政府は6月6日、首相官邸で第2回防災立国推進閣僚会議と第13回能登半島地震復旧・復興支援本部の合同会議を開催した。会議では、能登半島地震からの復旧・復興の進捗状況や、今後の防災対策の強化について議論が行われた。石破総理大臣は、能登地域の復旧事業や住まいの再建が着実に進んでいることを確認し、今後も被災自治体への伴走支援を続けるよう関係省庁に指示した。

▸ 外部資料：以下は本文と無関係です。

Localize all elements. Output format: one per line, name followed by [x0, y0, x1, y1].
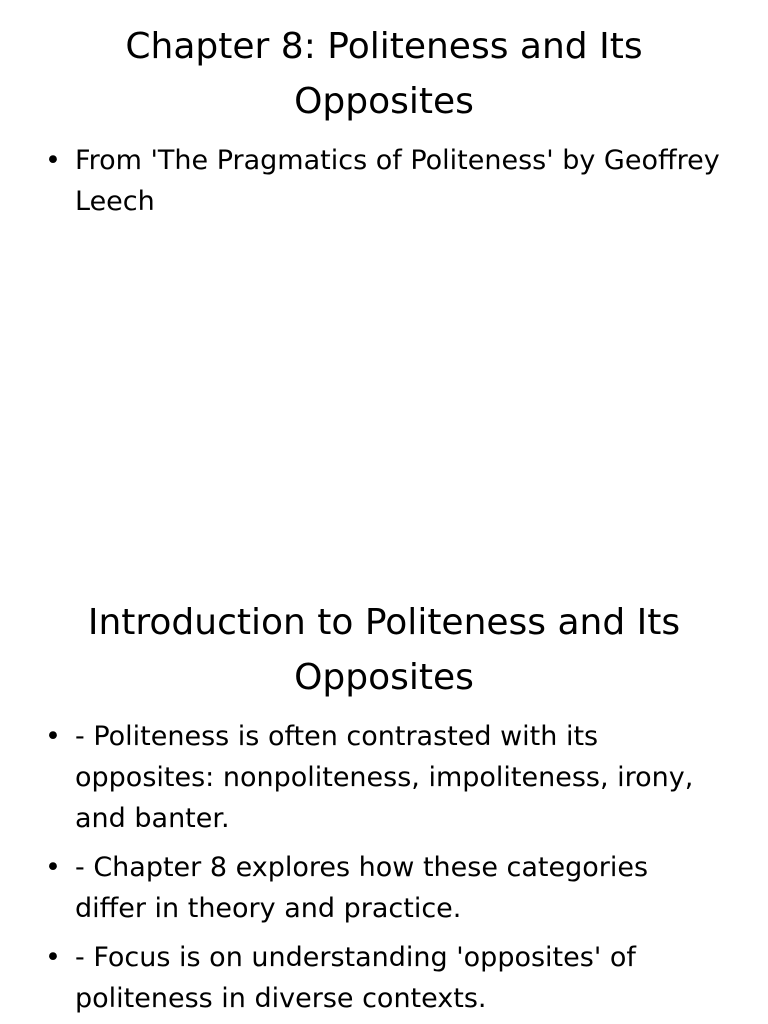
slide-title: Introduction to Politeness and Its Opposites: [87, 602, 681, 698]
bullet-item: [45, 847, 725, 929]
bullet-list: [45, 140, 725, 230]
bullet-dot-icon: •: [45, 942, 61, 973]
bullet-item: [45, 937, 725, 1019]
bullet-text: - Politeness is often contrasted with its opposites: nonpoliteness, impoliteness, irony, and banter.: [75, 721, 694, 834]
bullet-list: [45, 716, 725, 1024]
slide-2: [0, 576, 768, 1024]
bullet-dot-icon: •: [45, 721, 61, 752]
bullet-text: - Chapter 8 explores how these categories differ in theory and practice.: [75, 852, 649, 924]
bullet-item: [45, 716, 725, 839]
bullet-text: From 'The Pragmatics of Politeness' by Geoffrey Leech: [75, 145, 720, 217]
bullet-dot-icon: •: [45, 145, 61, 176]
bullet-text: - Focus is on understanding 'opposites' of politeness in diverse contexts.: [75, 942, 636, 1014]
slide-title: Chapter 8: Politeness and Its Opposites: [125, 26, 643, 122]
bullet-dot-icon: •: [45, 852, 61, 883]
bullet-item: [45, 140, 725, 222]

能登地域では、今年2月に創設された「能登創造的復興支援交付金」を活用した本格的な復興事業が6月から始まる。災害公営住宅の整備や液状化による土地の境界確定支援など、住民の生活再建に向けた取り組みも進んでいる。また、出水期を前に、被災河川や土砂災害箇所の応急安全対策が5月末までにほぼ完了し、引き続き警戒を強める方針が示された。

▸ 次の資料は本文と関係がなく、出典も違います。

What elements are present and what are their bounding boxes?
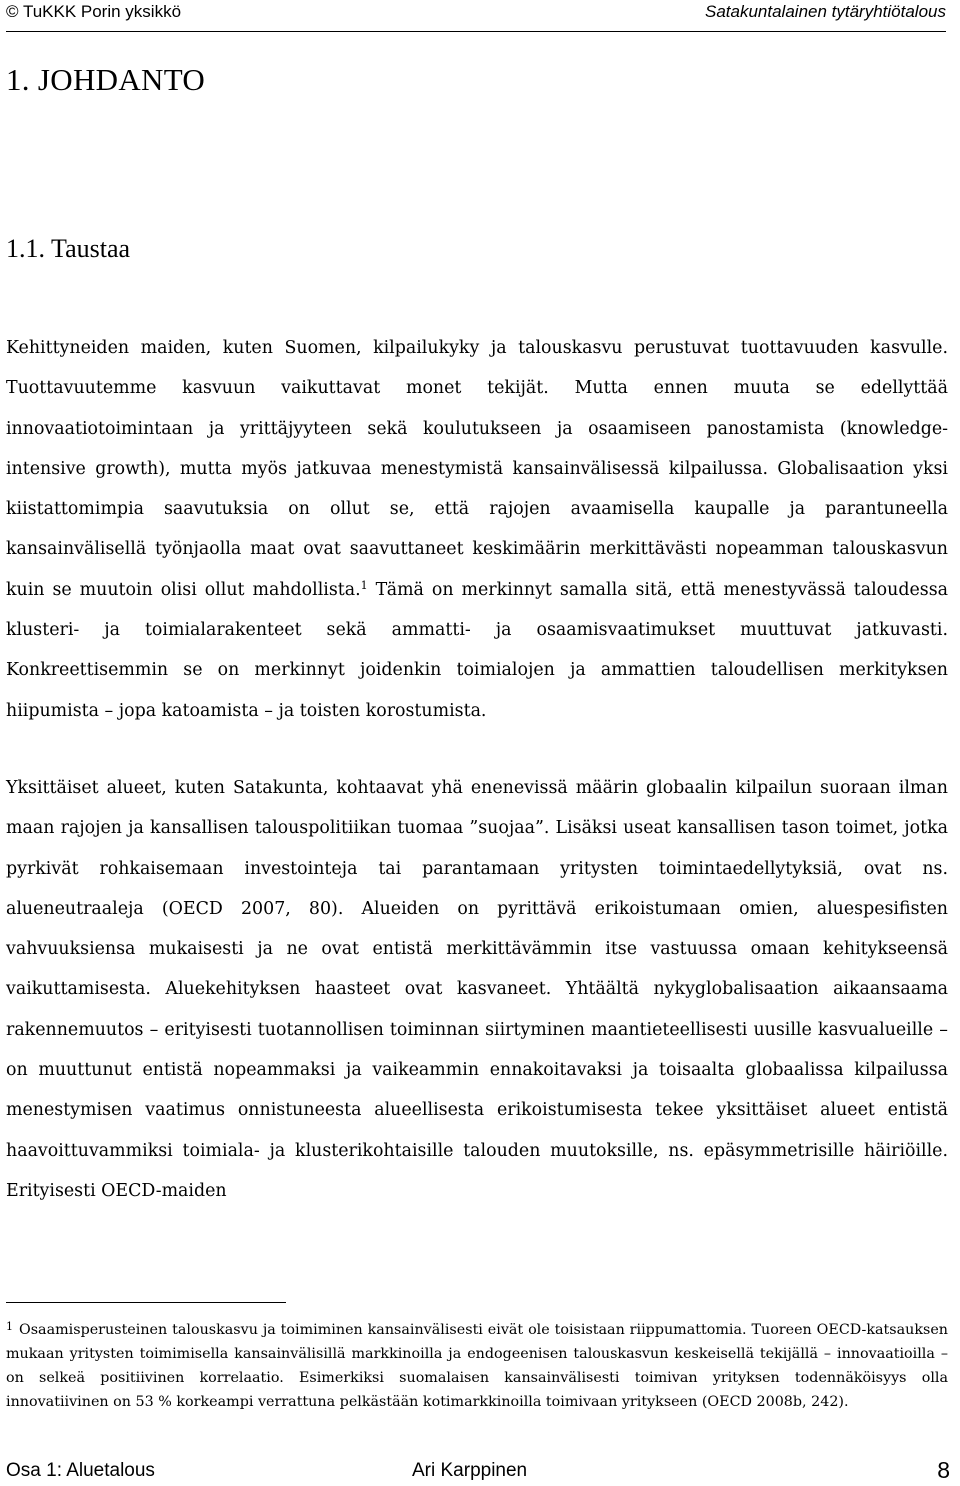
page-header xyxy=(6,2,946,32)
paragraph-1-text-a: Kehittyneiden maiden, kuten Suomen, kilpailukyky ja talouskasvu perustuvat tuottavuuden kasvulle. Tuottavuutemme kasvuun vaikuttavat monet tekijät. Mutta ennen muuta se edellyttää innovaatiotoimintaan ja yrittäjyyteen sekä koulutukseen ja osaamiseen panostamista (knowledge-intensive growth), mutta myös jatkuvaa menestymistä kansainvälisessä kilpailussa. Globalisaation yksi kiistattomimpia saavutuksia on ollut se, että rajojen avaamisella kaupalle ja parantuneella kansainvälisellä työnjaolla maat ovat saavuttaneet keskimäärin merkittävästi nopeamman talouskasvun kuin se muutoin olisi ollut mahdollista. xyxy=(6,338,948,600)
header-divider xyxy=(6,31,946,32)
footnote-reference[interactable]: 1 xyxy=(360,578,368,592)
footnote-divider xyxy=(6,1302,286,1303)
body-paragraph-1 xyxy=(6,328,948,731)
footnote-number: 1 xyxy=(6,1320,13,1333)
page-footer xyxy=(6,1457,950,1486)
header-left-text: © TuKKK Porin yksikkö xyxy=(6,2,182,21)
footer-left-text: Osa 1: Aluetalous xyxy=(6,1460,155,1481)
paragraph-1-text-b: Tämä on merkinnyt samalla sitä, että menestyvässä taloudessa klusteri- ja toimialarakenteet sekä ammatti- ja osaamisvaatimukset muuttuvat jatkuvasti. Konkreettisemmin se on merkinnyt joidenkin toimialojen ja ammattien taloudellisen merkityksen hiipumista – jopa katoamista – ja toisten korostumista. xyxy=(6,579,948,721)
footer-author: Ari Karppinen xyxy=(412,1460,528,1481)
paragraph-2-text: Yksittäiset alueet, kuten Satakunta, kohtaavat yhä enenevissä määrin globaalin kilpailun suoraan ilman maan rajojen ja kansallisen talouspolitiikan tuomaa ”suojaa”. Lisäksi useat kansallisen tason toimet, jotka pyrkivät rohkaisemaan investointeja tai parantamaan yritysten toimintaedellytyksiä, ovat ns. alueneutraaleja (OECD 2007, 80). Alueiden on pyrittävä erikoistumaan omien, aluespesifisten vahvuuksiensa mukaisesti ja ne ovat entistä merkittävämmin itse vastuussa omaan kehitykseensä vaikuttamisesta. Aluekehityksen haasteet ovat kasvaneet. Yhtäältä nykyglobalisaation aikaansaama rakennemuutos – erityisesti tuotannollisen toiminnan siirtyminen maantieteellisesti uusille kasvualueille – on muuttunut entistä nopeammaksi ja vaikeammin ennakoitavaksi ja toisaalta globaalissa kilpailussa menestymisen vaatimus onnistuneesta alueellisesta erikoistumisesta tekee yksittäiset alueet entistä haavoittuvammiksi toimiala- ja klusterikohtaisille talouden muutoksille, ns. epäsymmetrisille häiriöille. Erityisesti OECD-maiden xyxy=(6,778,948,1201)
chapter-heading: 1. JOHDANTO xyxy=(6,62,206,97)
header-right-text: Satakuntalainen tytäryhtiötalous xyxy=(705,2,946,21)
page-number: 8 xyxy=(937,1457,950,1483)
body-paragraph-2 xyxy=(6,768,948,1211)
footnote xyxy=(6,1318,948,1414)
section-heading: 1.1. Taustaa xyxy=(6,234,131,263)
footnote-text: Osaamisperusteinen talouskasvu ja toimiminen kansainvälisesti eivät ole toisistaan riippumattomia. Tuoreen OECD-katsauksen mukaan yritysten toimimisella kansainvälisillä markkinoilla ja endogeenisen talouskasvun keskeisellä tekijällä – innovaatioilla – on selkeä positiivinen korrelaatio. Esimerkiksi suomalaisen kansainvälisesti toimivan yrityksen todennäköisyys olla innovatiivinen on 53 % korkeampi verrattuna pelkästään kotimarkkinoilla toimivaan yritykseen (OECD 2008b, 242). xyxy=(6,1322,948,1411)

国は、能登半島地震の教訓を踏まえ、被災者支援や応急対応体制の強化、インフラの事前防災と復旧推進のため、災害対策基本法等の改正案を含む9本の法律案を今国会に提出し、すべて可決された。今後はこれら法改正の着実な運用が求められる。
大規模災害への備えとして、南海トラフ地震の防災対策推進基本計画の改訂作業や、首都直下型地震の被害想定見直しも急がれている。政府は、南海トラフ地震の発生確率が高まっているとの評価や、最近の災害対応の教訓を反映し、基本計画の見直しを進めている。
石破総理は、政府の防災対策の司令塔となる「防災庁」を新設する方針を改めて強調した。防災庁は内閣直轄の組織とし、専任の大臣を置くほか、他省庁への「勧告権」を持たせることで、事前防災から復旧・復興まで一元的に対応できる体制を整える。十分な人員と予算の確保、専門職員の育成も進める方針である。防災庁設置に関する法案は、来年2026年の通常国会に提出される予定で、地方拠点の設置も含めて準備が加速される。
今回の会議を通じて、政府は「人命・人権最優先の防災立国」の実現を掲げ、今後も能登の復旧・復興支援と全国的な災害対策の強化を着実に進める姿勢を明確にした。